Caffeine forgoes combat mechanics, focusing instead on the environments and scenery that the player must explore. The gameplay primarily involves navigating through empty corridors and solving puzzles to progress. These puzzles are predominantly environmental and memory-based, requiring players to explore and remember information to overcome obstacles. Caffeine includes lore scattered throughout the game, presented as sticky notes, audio logs, whiteboards, and more.

== Development and marketing ==
Caffeine was developed by Incandescent Imaging, an indie video game developer company. As of 2019, their only two releases are the first episode of Caffeine and a mobile game called Boxed In. The game was developed mostly by the head of the company, Dylan Browne. He is the creative mind behind most of the game. The composer, Adam Klingman, and sound designer, Jonathan Wachoru, were responsible for the game's sound and music.
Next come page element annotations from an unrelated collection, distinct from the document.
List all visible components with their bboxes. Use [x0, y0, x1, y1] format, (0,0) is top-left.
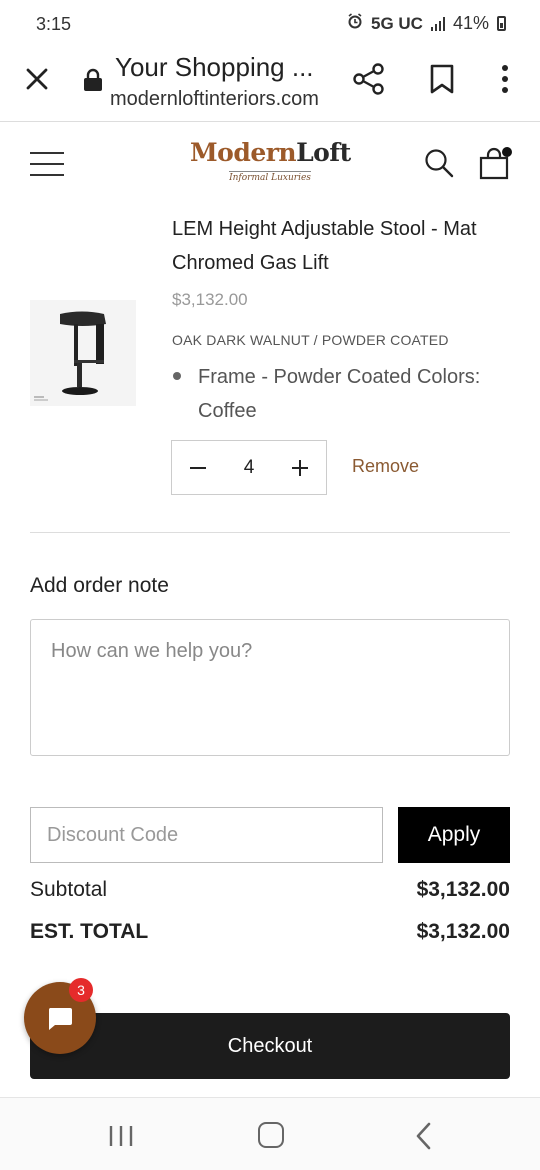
search-icon[interactable] [424, 148, 454, 178]
recent-apps-icon[interactable] [108, 1125, 134, 1147]
subtotal-row: Subtotal $3,132.00 [30, 878, 510, 902]
subtotal-value: $3,132.00 [416, 878, 510, 901]
site-header: ModernLoft Informal Luxuries [0, 122, 540, 206]
battery-percent: 41% [452, 13, 489, 33]
site-logo[interactable]: ModernLoft Informal Luxuries [190, 138, 351, 198]
system-navigation-bar [0, 1097, 540, 1170]
total-label: EST. TOTAL [30, 920, 149, 943]
share-icon[interactable] [352, 62, 386, 96]
apply-discount-button[interactable]: Apply [398, 807, 510, 863]
product-image[interactable] [30, 300, 136, 406]
plus-icon [292, 459, 308, 476]
more-options-icon[interactable] [494, 62, 516, 96]
product-name[interactable]: LEM Height Adjustable Stool - Mat Chrome… [172, 212, 482, 280]
chat-launcher-button[interactable]: 3 [24, 978, 96, 1054]
decrease-quantity-button[interactable] [172, 441, 224, 494]
browser-toolbar: Your Shopping ... modernloftinteriors.co… [0, 48, 540, 122]
close-icon[interactable] [22, 64, 52, 94]
home-icon[interactable] [258, 1122, 284, 1148]
alarm-icon [347, 13, 363, 34]
status-icons: 5G UC 41% [347, 13, 506, 34]
quantity-value[interactable]: 4 [224, 457, 274, 479]
cart-bag-icon[interactable] [478, 146, 512, 180]
bullet-icon [173, 372, 181, 380]
product-variant: OAK DARK WALNUT / POWDER COATED [172, 332, 449, 348]
stool-image [34, 311, 106, 401]
page-title: Your Shopping ... [115, 52, 314, 82]
logo-word-loft: Loft [296, 138, 351, 167]
lock-icon [84, 68, 102, 91]
chat-bubble-icon [48, 1008, 72, 1030]
subtotal-label: Subtotal [30, 878, 108, 901]
discount-code-input[interactable] [30, 807, 383, 863]
quantity-stepper: 4 [171, 440, 327, 495]
status-time: 3:15 [36, 14, 72, 34]
product-property: Frame - Powder Coated Colors: Coffee [198, 366, 481, 422]
battery-icon [497, 16, 506, 31]
product-price: $3,132.00 [172, 290, 248, 309]
network-label: 5G UC [371, 13, 423, 33]
total-row: EST. TOTAL $3,132.00 [30, 920, 510, 944]
status-bar: 3:15 5G UC 41% [0, 0, 540, 48]
back-icon[interactable] [412, 1122, 436, 1150]
hamburger-menu-icon[interactable] [30, 152, 64, 178]
divider [30, 532, 510, 533]
order-note-field[interactable] [30, 619, 510, 756]
url-bar[interactable]: modernloftinteriors.com [110, 88, 322, 111]
total-value: $3,132.00 [416, 920, 510, 943]
signal-icon [430, 16, 445, 31]
logo-tagline: Informal Luxuries [229, 171, 311, 183]
minus-icon [190, 466, 206, 469]
bookmark-icon[interactable] [428, 63, 456, 95]
chat-notification-badge: 3 [69, 978, 93, 1002]
order-note-label: Add order note [30, 574, 169, 597]
checkout-button[interactable]: Checkout [30, 1013, 510, 1079]
url-text: modernloftinteriors.com [110, 88, 319, 110]
logo-word-modern: Modern [190, 138, 297, 167]
increase-quantity-button[interactable] [274, 441, 326, 494]
remove-item-link[interactable]: Remove [352, 456, 419, 477]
Over the years preceding its release, Caffeine made appearances on video game news sites, such as IGN and Kotaku. This culminated in excitement surrounding the release of the game, but it died out with a lackluster launch of the first episode, and no follow-up for further episodes.

== Release and reception ==

Caffeine was released on 5 October 2015, on Steam for PC players, as well as being playable on many virtual reality systems. The game was never released on any other systems. It can be bought on a per-episode basis, or players could purchase the season pass and receive all the episodes when they are released. As of 2024, there is no information on when the next episode of the game will be released.